The U.S. Department of Labor’s Occupational Health and Safety Administration (OSHA) recently made significant changes to the continuously improving Whistleblower Protection Program. The enhancements are designed to strengthen the system by reducing oversights and inefficiencies.
“The whistleblower provision laws enacted by Congress prohibit employers from retaliating against employees who raise various protected concerns or provide protected information to the employer or to the government. Employees who believe they have been retaliated against for engaging in protected conduct may file a complaint with the secretary of labor for an investigation by the Whistleblower Protection Program,” OSHA said in a recent press release.
Both OSHA workers and members of the Government Accountability Office employees performed an elaborate assessment of the program’s strengths and weaknesses in 2009 and again in 2010. Their findings brought to light numerous opportunities for improvement, including issues of transparency and accountability as well as various training and communication inadequacies.

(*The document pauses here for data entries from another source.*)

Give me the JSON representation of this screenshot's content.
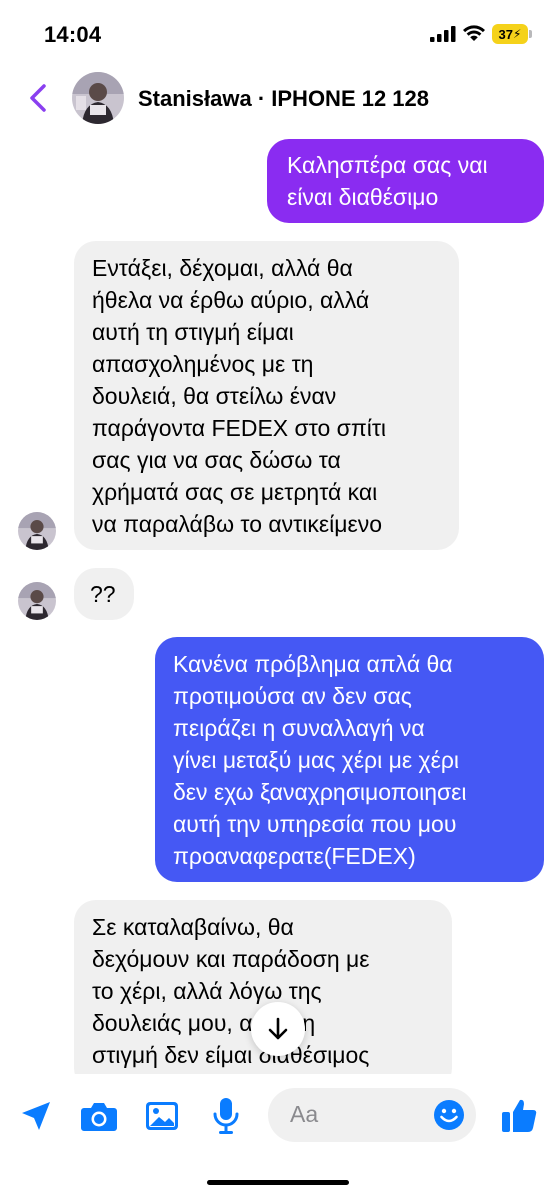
{
  "status_bar": {
    "time": "14:04",
    "battery": "37"
  },
  "header": {
    "contact_title": "Stanisława · IPHONE 12 128"
  },
  "messages": [
    {
      "direction": "outgoing",
      "lines": [
        "Καλησπέρα σας ναι",
        "είναι διαθέσιμο"
      ]
    },
    {
      "direction": "incoming",
      "lines": [
        "Εντάξει, δέχομαι, αλλά θα",
        "ήθελα να έρθω αύριο, αλλά",
        "αυτή τη στιγμή είμαι",
        "απασχολημένος με τη",
        "δουλειά, θα στείλω έναν",
        "παράγοντα FEDEX στο σπίτι",
        "σας για να σας δώσω τα",
        "χρήματά σας σε μετρητά και",
        "να παραλάβω το αντικείμενο"
      ]
    },
    {
      "direction": "incoming",
      "lines": [
        "??"
      ]
    },
    {
      "direction": "outgoing",
      "lines": [
        "Κανένα πρόβλημα απλά θα",
        "προτιμούσα αν δεν σας",
        "πειράζει η συναλλαγή να",
        "γίνει μεταξύ μας χέρι με χέρι",
        "δεν εχω ξαναχρησιμοποιησει",
        "αυτή την υπηρεσία που μου",
        "προαναφερατε(FEDEX)"
      ]
    },
    {
      "direction": "incoming",
      "lines": [
        "Σε καταλαβαίνω, θα",
        "δεχόμουν και παράδοση με",
        "το χέρι, αλλά λόγω της",
        "δουλειάς μου, αυτή τη",
        "στιγμή δεν είμαι διαθέσιμος"
      ]
    }
  ],
  "composer": {
    "placeholder": "Aa"
  },
  "colors": {
    "accent": "#7b2ff7",
    "outgoing_purple": "#8a2cf1",
    "outgoing_blue": "#4558f4",
    "incoming_bg": "#f0f0f0",
    "messenger_blue": "#0a7cff",
    "back_arrow": "#8a3ff0"
  },
  "icons": {
    "back": "chevron-left-icon",
    "send_location": "location-arrow-icon",
    "camera": "camera-icon",
    "gallery": "image-icon",
    "microphone": "microphone-icon",
    "emoji": "emoji-icon",
    "like": "thumbs-up-icon",
    "scroll_down": "arrow-down-icon"
  }
}
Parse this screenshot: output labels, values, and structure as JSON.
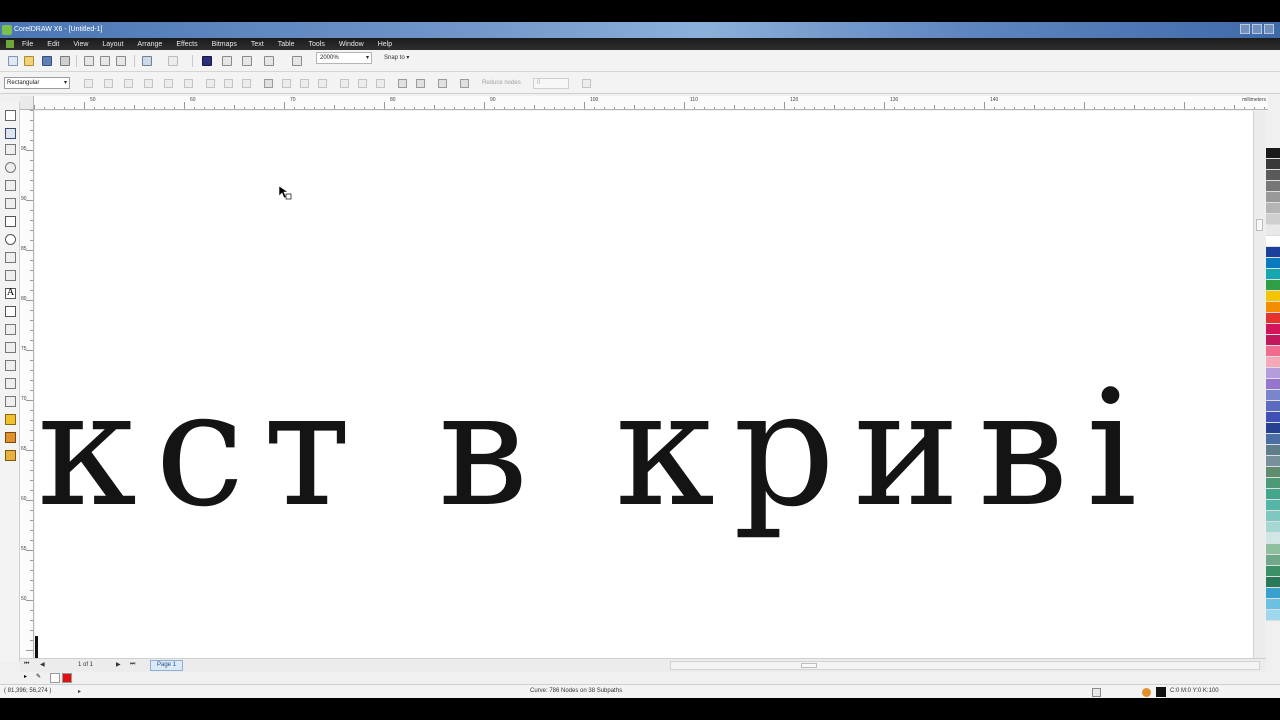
{
  "window": {
    "title": "CorelDRAW X6 - [Untitled-1]"
  },
  "menu": [
    "File",
    "Edit",
    "View",
    "Layout",
    "Arrange",
    "Effects",
    "Bitmaps",
    "Text",
    "Table",
    "Tools",
    "Window",
    "Help"
  ],
  "toolbar": {
    "zoom_value": "2000%",
    "snap_label": "Snap to"
  },
  "propbar": {
    "shape_preset": "Rectangular",
    "reduce_nodes_label": "Reduce nodes",
    "reduce_nodes_value": "0"
  },
  "ruler": {
    "units": "millimeters",
    "h_labels": [
      "50",
      "60",
      "70",
      "80",
      "90",
      "100",
      "110",
      "120",
      "130",
      "140"
    ],
    "v_labels": [
      "95",
      "90",
      "85",
      "80",
      "75",
      "70",
      "65",
      "60",
      "55",
      "50"
    ]
  },
  "canvas": {
    "text": "кст в криві"
  },
  "pagenav": {
    "pager": "1 of 1",
    "page_tab": "Page 1"
  },
  "status": {
    "coords": "( 81,396; 56,274 )",
    "info": "Curve: 786 Nodes on 38 Subpaths",
    "color_info": "C:0 M:0 Y:0 K:100"
  },
  "palette": [
    "#1a1a1a",
    "#3a3a3a",
    "#5a5a5a",
    "#777777",
    "#999999",
    "#b5b5b5",
    "#cfcfcf",
    "#e8e8e8",
    "#ffffff",
    "#1b3f9a",
    "#0a7abf",
    "#16a6b0",
    "#2f9e44",
    "#f2c500",
    "#f28c00",
    "#e5322d",
    "#d4145a",
    "#c2185b",
    "#ef6c8f",
    "#f7a8b8",
    "#b39ddb",
    "#9575cd",
    "#7986cb",
    "#5c6bc0",
    "#3f51b5",
    "#26418f",
    "#4a6fa5",
    "#607d8b",
    "#78909c",
    "#5f8c6e",
    "#4e9a78",
    "#43a58c",
    "#55b5a6",
    "#7fc8c0",
    "#a5d8d2",
    "#cfe8e5",
    "#8fbf9f",
    "#6fa88b",
    "#3d8f6a",
    "#2b7a57",
    "#3aa0d0",
    "#6cc0e0",
    "#9ed8ee"
  ],
  "doc_colors": [
    "#ffffff",
    "#e01010"
  ]
}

“The ability of workers to speak out and exercise their legal rights without fear of retaliation is crucial to many of the legal protections and safeguards that all Americans value,” said OSHA Assistant Secretary Dr. David Michaels. “The new measures will significantly strengthen OSHA’s enforcement of the 21 whistleblower laws that Congress charged OSHA with administering.”
Some of the improvements will include:
- Restructuring in-house lines of communication and authority
- Better training for supervisors and investigators
- Updated procedures and guidelines
- An additional 25 Investigators to strengthen the system
“OSHA is committed to correcting the issues brought to light by the GAO report and our own review,” said Dr. Michaels.